Nascido em uma família brasileira que vivia nos Estados Unidos, Ricardo Mehedff ressalta a importância de ter iniciado a própria carreira como assistente e estagiário em um grande estúdio de televisão, produzido numerosas chamadas para filmes e séries e, mais adiante, trailers para cinema. Desde aquela época, ele conta ter se acostumado a trabalhar sempre em duplas formadas por um montador e um roteirista.

Mehedff conta que, após receber um filme, o primeiro passo é assisti-lo muitas vezes, selecionando diálogos, imagens e também elementos sonoros que possam ser utilizados no trailer. Além de trazer esses elementos dos próprios filmes, muitas peças contemporâneas incluem narrações específicas, assim como incorporam trechos de críticas e prêmios recebidos.

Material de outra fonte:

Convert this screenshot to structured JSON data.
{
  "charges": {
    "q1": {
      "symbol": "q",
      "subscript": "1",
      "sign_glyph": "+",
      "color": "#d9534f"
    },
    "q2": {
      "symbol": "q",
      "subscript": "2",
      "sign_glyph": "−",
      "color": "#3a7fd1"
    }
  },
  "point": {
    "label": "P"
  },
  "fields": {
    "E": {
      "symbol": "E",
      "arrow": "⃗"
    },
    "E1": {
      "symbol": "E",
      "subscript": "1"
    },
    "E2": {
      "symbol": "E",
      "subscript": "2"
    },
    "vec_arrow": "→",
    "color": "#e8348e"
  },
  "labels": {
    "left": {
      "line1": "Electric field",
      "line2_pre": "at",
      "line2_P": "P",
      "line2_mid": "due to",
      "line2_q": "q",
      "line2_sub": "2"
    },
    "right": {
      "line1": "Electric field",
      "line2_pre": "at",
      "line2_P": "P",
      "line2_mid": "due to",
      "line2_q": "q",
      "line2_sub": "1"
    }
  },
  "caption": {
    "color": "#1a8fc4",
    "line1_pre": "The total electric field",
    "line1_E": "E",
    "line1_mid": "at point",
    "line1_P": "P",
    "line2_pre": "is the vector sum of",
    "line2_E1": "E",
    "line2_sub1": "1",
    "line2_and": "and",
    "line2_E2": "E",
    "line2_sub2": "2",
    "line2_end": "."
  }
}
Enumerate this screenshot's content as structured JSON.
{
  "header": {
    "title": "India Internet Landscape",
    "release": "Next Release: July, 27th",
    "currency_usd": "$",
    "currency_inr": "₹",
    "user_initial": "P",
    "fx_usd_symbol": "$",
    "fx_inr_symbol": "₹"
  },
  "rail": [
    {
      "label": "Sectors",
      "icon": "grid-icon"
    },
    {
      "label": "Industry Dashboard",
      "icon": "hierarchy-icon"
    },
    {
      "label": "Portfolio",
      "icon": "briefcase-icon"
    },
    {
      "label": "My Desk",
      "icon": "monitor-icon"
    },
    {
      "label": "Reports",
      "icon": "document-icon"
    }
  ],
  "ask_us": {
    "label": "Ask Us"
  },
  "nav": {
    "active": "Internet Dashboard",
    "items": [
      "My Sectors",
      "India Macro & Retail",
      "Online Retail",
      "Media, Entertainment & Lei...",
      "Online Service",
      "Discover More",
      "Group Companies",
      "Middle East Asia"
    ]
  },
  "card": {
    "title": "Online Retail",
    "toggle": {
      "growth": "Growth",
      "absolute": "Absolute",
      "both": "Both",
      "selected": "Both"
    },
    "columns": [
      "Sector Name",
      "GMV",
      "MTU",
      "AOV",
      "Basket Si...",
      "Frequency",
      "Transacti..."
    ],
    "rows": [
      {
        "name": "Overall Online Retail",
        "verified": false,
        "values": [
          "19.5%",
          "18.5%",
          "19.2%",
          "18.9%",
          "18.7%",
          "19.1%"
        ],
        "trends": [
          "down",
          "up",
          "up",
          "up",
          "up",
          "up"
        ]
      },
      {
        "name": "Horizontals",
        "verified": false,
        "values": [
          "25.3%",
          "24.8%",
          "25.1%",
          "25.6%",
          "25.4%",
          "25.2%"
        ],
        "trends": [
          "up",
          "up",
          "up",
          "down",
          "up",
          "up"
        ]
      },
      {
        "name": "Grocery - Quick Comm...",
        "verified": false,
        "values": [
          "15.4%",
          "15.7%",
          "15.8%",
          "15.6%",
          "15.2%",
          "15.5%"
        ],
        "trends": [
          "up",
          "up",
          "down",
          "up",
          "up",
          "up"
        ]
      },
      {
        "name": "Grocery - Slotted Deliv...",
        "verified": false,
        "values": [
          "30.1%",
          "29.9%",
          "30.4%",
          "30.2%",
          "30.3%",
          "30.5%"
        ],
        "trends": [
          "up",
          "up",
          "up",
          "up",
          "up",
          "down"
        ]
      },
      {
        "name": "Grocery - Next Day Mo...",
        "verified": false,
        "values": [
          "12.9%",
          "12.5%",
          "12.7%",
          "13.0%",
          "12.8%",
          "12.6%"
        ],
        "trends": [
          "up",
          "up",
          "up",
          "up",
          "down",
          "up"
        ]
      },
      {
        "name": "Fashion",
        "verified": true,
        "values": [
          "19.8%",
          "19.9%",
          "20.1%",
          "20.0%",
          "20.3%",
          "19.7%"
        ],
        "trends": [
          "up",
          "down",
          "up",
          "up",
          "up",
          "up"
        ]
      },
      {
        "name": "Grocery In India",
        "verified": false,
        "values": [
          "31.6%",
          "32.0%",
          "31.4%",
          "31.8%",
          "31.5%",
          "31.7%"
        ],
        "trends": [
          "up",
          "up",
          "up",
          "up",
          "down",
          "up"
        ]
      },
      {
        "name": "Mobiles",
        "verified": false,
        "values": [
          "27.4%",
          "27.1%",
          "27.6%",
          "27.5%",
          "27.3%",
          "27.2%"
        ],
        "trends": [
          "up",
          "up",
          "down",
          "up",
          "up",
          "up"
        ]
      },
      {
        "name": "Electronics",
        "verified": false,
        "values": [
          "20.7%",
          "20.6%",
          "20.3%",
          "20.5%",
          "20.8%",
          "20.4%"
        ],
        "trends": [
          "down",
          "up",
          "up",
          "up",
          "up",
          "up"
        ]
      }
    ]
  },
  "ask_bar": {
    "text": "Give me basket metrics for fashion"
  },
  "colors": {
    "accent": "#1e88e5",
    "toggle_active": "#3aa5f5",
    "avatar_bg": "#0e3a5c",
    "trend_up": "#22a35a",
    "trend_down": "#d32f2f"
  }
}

Como forma de ilustrar esse primeiro período de trabalho, o cineasta exibiu alguns trailers para cinema produzidos nos anos 1990. Na peça criada para “Los Angeles – Cidade Proibida” (1997), por exemplo, ele destaca a locução bastante provocativa, a incorporação de diálogos do filme e a construção de uma breve narrativa capaz de apresentar os principais personagens, criar diferentes climas e atravessar algumas “viradas” importantes para a trama.

O convidado também trouxe alguns exemplos relacionados ao cinema de animação, fazendo referência ao trailer criado para o filme “Pokemon” (1998), no qual se propõe um diálogo com a tradição do cinema e a linguagem dos videoclipes, e também para o longa “A Lenda de Camelot” (1998), que atravessa climas tão distintos quanto comédia, magia, ação e suspense.

Ricardo Mehedff falou ainda sobre a grande importância do uso de trilhas e efeitos sonoros, abrindo-se à possibilidade de propor recombinações entre esses elementos, em montagens que se diferem dos filmes e criam resultados exclusivos para os trailers, de acordo com seus objetivos específicos.

Diálogos com o cinema brasileiro

O convidado lembra que ao se mudar para ao Brasil, em 1999, encontrou um contexto cinematográfico marcado por trailers amadores, que em sua visão não transpareciam um pensamento profissional. Percebendo essa lacuna, montou uma produtora especializada em trailers que funcionou até 2007, produzindo centenas de peças de divulgação para filmes que marcaram a retomada do cinema nacional.

Ao exibir o trailer de “Abril Despedaçado” (2001), Mehedff destacou a escolha de uma mesma cena como fio condutor da peça. Sobre a peça criada a partir do filme “Madame Satã” (2002), ressaltou o destaque atribuído às personagens do filme, apoiando-se em sua força e excentricidade. Para o longa “Dois Filhos de Francisco” (2005), por outro lado, o cineasta optou por uma estrutura clássica, trazendo viradas marcantes e atribuindo à música um papel central.

O cineasta compartilhou ainda a experiência de criação do trailer do filme “Cidade de Deus” (2002), destacando as diferentes versões criadas para os públicos do Brasil, dos Estados Unidos, do Japão e da França. Após exibir as quatro versões e apontar suas visíveis diferenças, Mehedff deixou evidente a existência de variados caminhos para a criação de um trailer, tendo em vista seus múltiplos contextos de divulgação. 

Ao analisar o contexto contemporâneo, chamou atenção para o desdobramento dos antigos trailers em outras peças semelhantes, tais quais os trailers para televisão, normalmente mais curtos, e os trailers para internet, cuja duração pode superar os dois minutos recomendados para os trailers de cinema, por vezes alcançando milhões de visualizações.

O convidado falou ainda sobre os teasers, peças geralmente criadas um ano antes do lançamento, quando muitas vezes ainda não há imagens dos filmes. Com duração média de um minuto, tais peças privilegiam conceitos e ideias, em vez de detalhes sobre a narrativa. 
Quando questionado sobre as principais virtudes necessárias a um profissional de edição, ele destacou o domínio das técnicas, que abre múltiplas possibilidades de experimentação, assim como a capacidade analítica e a atenção aos detalhes. 

“Não existe uma única forma de fazer trailers, existem várias”, sintetizou Mehedff, ao final de um encontro marcado por um diálogo franco entre a trajetória do convidado e e uma ampla gama de questões trazidas pelos participantes.